Another issue with the project has been the decrease or deferral of early production JSF procurements by both the US and foreign purchasers preceding full rate production, where efficiencies of scale assumed by the manufacturer in their costing models were to have been achieved. This presents a problem for the sellers of the JSF. In order to make low rate initial production profitable, Lockheed Martin needs to lock buyers in now by minimising or dismissing concerns raised about the capabilities offered by the JSF. This in turn, makes it a marketing issue.

When it comes to Australia’s purchase of the JSF, Defence has not acted like a rational and sceptical buyer, instead acting more like a salesperson for the JSF. Should the concerns raised by expert witnesses about the capabilities offered by the JSF be borne out, and all the evidence seen to date shows this to be the expected outcome, Australia will greatly regret making this decision.

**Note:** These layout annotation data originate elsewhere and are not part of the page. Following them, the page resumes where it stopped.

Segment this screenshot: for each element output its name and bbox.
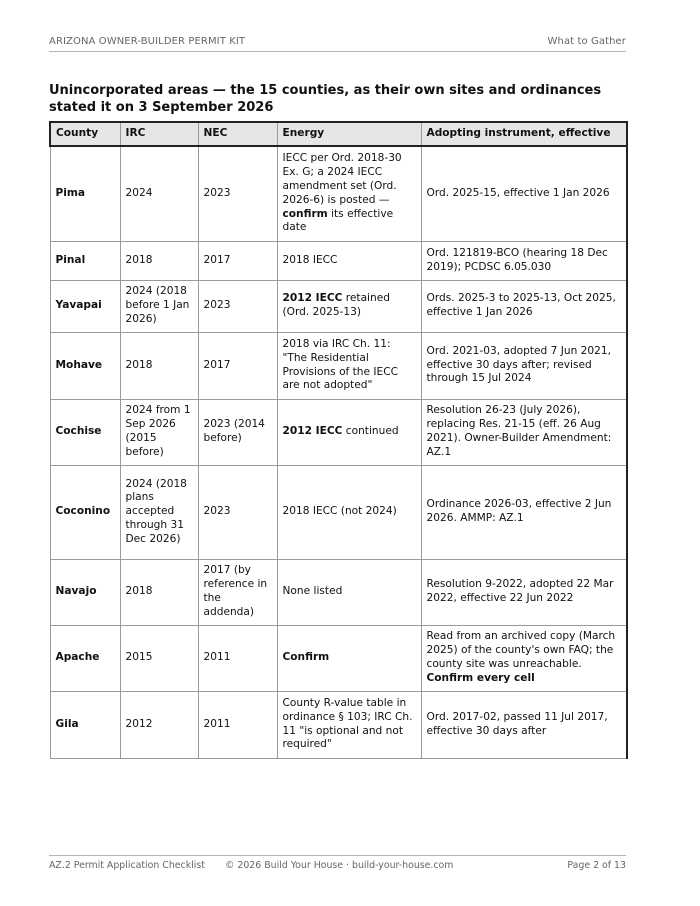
- cell-text: County R-value table in ordinance § 103; IRC Ch. 11 "is optional and not required": [282, 696, 413, 751]
- cell-text: Ord. 2021-03, adopted 7 Jun 2021, effective 30 days after; revised through 15 Jul 2024: [426, 344, 612, 385]
- header-kit-title: ARIZONA OWNER-BUILDER PERMIT KIT: [49, 36, 246, 47]
- cell-nec: 2023: [198, 280, 277, 332]
- column-header-irc: IRC: [120, 122, 198, 146]
- footer-document-name: AZ.2 Permit Application Checklist: [49, 860, 205, 871]
- cell-nec: 2023 (2014 before): [198, 399, 277, 465]
- cell-nec: 2011: [198, 625, 277, 691]
- table-row: [50, 559, 627, 625]
- cell-county: Apache: [50, 625, 120, 691]
- cell-text: retained (Ord. 2025-13): [282, 292, 390, 318]
- cell-irc: 2018: [120, 241, 198, 280]
- cell-nec: 2017: [198, 241, 277, 280]
- cell-irc: 2024: [120, 146, 198, 241]
- cell-text: Ords. 2025-3 to 2025-13, Oct 2025, effective 1 Jan 2026: [426, 292, 616, 318]
- table-row: [50, 399, 627, 465]
- running-footer: [49, 855, 626, 871]
- cell-text: Resolution 9-2022, adopted 22 Mar 2022, effective 22 Jun 2022: [426, 578, 614, 604]
- cell-nec: 2023: [198, 146, 277, 241]
- cell-text: None listed: [282, 585, 343, 598]
- cell-irc: 2024 from 1 Sep 2026 (2015 before): [120, 399, 198, 465]
- cell-instrument: [421, 691, 627, 758]
- column-header-energy: Energy: [277, 122, 421, 146]
- cell-energy: [277, 691, 421, 758]
- cell-energy: [277, 559, 421, 625]
- cell-text: its effective date: [282, 207, 394, 234]
- running-header: [49, 36, 626, 52]
- table-row: [50, 146, 627, 241]
- cell-energy: [277, 280, 421, 332]
- cell-energy: [277, 625, 421, 691]
- column-header-instrument: Adopting instrument, effective: [421, 122, 627, 146]
- column-header-nec: NEC: [198, 122, 277, 146]
- section-title: Unincorporated areas — the 15 counties, as their own sites and ordinances stated it on 3 September 2026: [49, 83, 602, 115]
- cell-irc: 2018: [120, 559, 198, 625]
- column-header-county: County: [50, 122, 120, 146]
- table-header-row: [50, 122, 627, 146]
- cell-text: 2018 IECC (not 2024): [282, 505, 397, 518]
- header-section-name: What to Gather: [547, 36, 626, 47]
- cell-text: Resolution 26-23 (July 2026), replacing Res. 21-15 (eff. 26 Aug 2021). Owner-Builder Amendment: AZ.1: [426, 404, 612, 458]
- cell-energy: [277, 146, 421, 241]
- cell-energy: [277, 465, 421, 559]
- cell-text: 2018 via IRC Ch. 11: "The Residential Provisions of the IECC are not adopted": [282, 337, 399, 392]
- cell-irc: 2012: [120, 691, 198, 758]
- cell-instrument: [421, 399, 627, 465]
- emphasized-text: 2012 IECC: [282, 425, 343, 438]
- cell-county: Pima: [50, 146, 120, 241]
- cell-instrument: [421, 465, 627, 559]
- county-codes-table: [49, 121, 628, 759]
- cell-irc: 2015: [120, 625, 198, 691]
- cell-county: Gila: [50, 691, 120, 758]
- emphasized-text: Confirm: [282, 651, 330, 664]
- cell-text: Ord. 2025-15, effective 1 Jan 2026: [426, 186, 610, 199]
- table-row: [50, 465, 627, 559]
- cell-instrument: [421, 280, 627, 332]
- cell-nec: 2017: [198, 332, 277, 399]
- cell-text: 2018 IECC: [282, 253, 338, 266]
- cell-instrument: [421, 146, 627, 241]
- cell-text: Ord. 2017-02, passed 11 Jul 2017, effective 30 days after: [426, 710, 608, 737]
- cell-text: Ordinance 2026-03, effective 2 Jun 2026. AMMP: AZ.1: [426, 498, 612, 524]
- cell-nec: 2017 (by reference in the addenda): [198, 559, 277, 625]
- table-row: [50, 332, 627, 399]
- cell-irc: 2024 (2018 before 1 Jan 2026): [120, 280, 198, 332]
- cell-instrument: [421, 241, 627, 280]
- cell-county: Cochise: [50, 399, 120, 465]
- cell-nec: 2023: [198, 465, 277, 559]
- cell-energy: [277, 332, 421, 399]
- cell-text: Ord. 121819-BCO (hearing 18 Dec 2019); PCDSC 6.05.030: [426, 246, 608, 273]
- footer-page-number: Page 2 of 13: [567, 860, 626, 871]
- emphasized-text: Confirm every cell: [426, 671, 535, 684]
- cell-county: Yavapai: [50, 280, 120, 332]
- cell-energy: [277, 241, 421, 280]
- emphasized-text: confirm: [282, 207, 328, 220]
- cell-county: Navajo: [50, 559, 120, 625]
- cell-nec: 2011: [198, 691, 277, 758]
- table-row: [50, 691, 627, 758]
- emphasized-text: 2012 IECC: [282, 292, 343, 305]
- table-row: [50, 241, 627, 280]
- cell-instrument: [421, 559, 627, 625]
- table-row: [50, 280, 627, 332]
- cell-instrument: [421, 332, 627, 399]
- table-row: [50, 625, 627, 691]
- cell-energy: [277, 399, 421, 465]
- cell-irc: 2024 (2018 plans accepted through 31 Dec 2026): [120, 465, 198, 559]
- cell-instrument: [421, 625, 627, 691]
- cell-county: Pinal: [50, 241, 120, 280]
- cell-county: Coconino: [50, 465, 120, 559]
- cell-text: IECC per Ord. 2018-30 Ex. G; a 2024 IECC amendment set (Ord. 2026-6) is posted —: [282, 152, 402, 206]
- cell-county: Mohave: [50, 332, 120, 399]
- cell-irc: 2018: [120, 332, 198, 399]
- cell-text: Read from an archived copy (March 2025) of the county's own FAQ; the county site was unreachable.: [426, 630, 616, 670]
- cell-text: continued: [342, 425, 399, 438]
- footer-copyright: © 2026 Build Your House · build-your-house.com: [225, 860, 454, 871]
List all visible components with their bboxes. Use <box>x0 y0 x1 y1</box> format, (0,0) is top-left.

As such, it is quite clear that Australia should immediately reconsider its decision to be involved in the JSF project, and start looking towards better alternatives to maintain Australia’s superiority in regional air combat capabilities.

Additionally, it appears that security classifications have been used by Lockheed Martin to avoid having to answer embarrassing questions during a public hearing held for this Review. When asked about which aircraft type was used as the threat during simulations, and specifically whether this threat was from an older generation of fighter aircraft, Lockheed Martin replied that this detail was classified and could not be discussed.[2]

Prima facie, this constitutes a breach of US Department of Defense classification policy, making it in effect unlawful. The most recent version of this policy states that ‘if there is significant doubt about the need to classify information, it shall not be classified’, and further that ‘Unnecessary or higher than necessary classification is prohibited.’[3]

There is no good case that can be made for classifying what representative threats the JSF has been flown against in simulations. After all, making such information public would release no information about the JSF itself or its capabilities. The only thing such a release would achieve is to inform the public whether a current, near future or emerging threat has been simulated against, or alternatively, whether an older threat has been misused to inflate the capabilities and effectiveness of the JSF in order to market the jet more effectively. Earlier simulation results publicly disclosed for the JSF involved exactly such, quarter century old, threat aircraft.

Of even greater concern is the use by Defence and others of the term ‘classified information’ and statements like “We can’t say anything to that because the answer to that question is ‘classified’” as an omnibus means of avoiding having to answer legitimate questions. The inference that can be drawn is anything that is difficult to answer somehow has a National Security Classification. This is classic denial behaviour on the part of senior Defence officials as seen by the fact it extends to subject matters which are clearly not national security sensitive.  Moreover, such behaviour stymies critical thinking and critical debate which are the fundamental tenets of due diligence, ‘Red Teaming’ and the application of caveat emptor. Along with unsupported assertions, false and misleading statements, and confabulation, such behaviour has been one of the hallmarks of the JSF Program since 2001. The adoption of such practices should be seen for what it is and one of the many reasons why the JSF Program poses a serious threat not only to the defence and security of Australia but to that of its cosignatory to the ANZUS Alliance, the United States of America.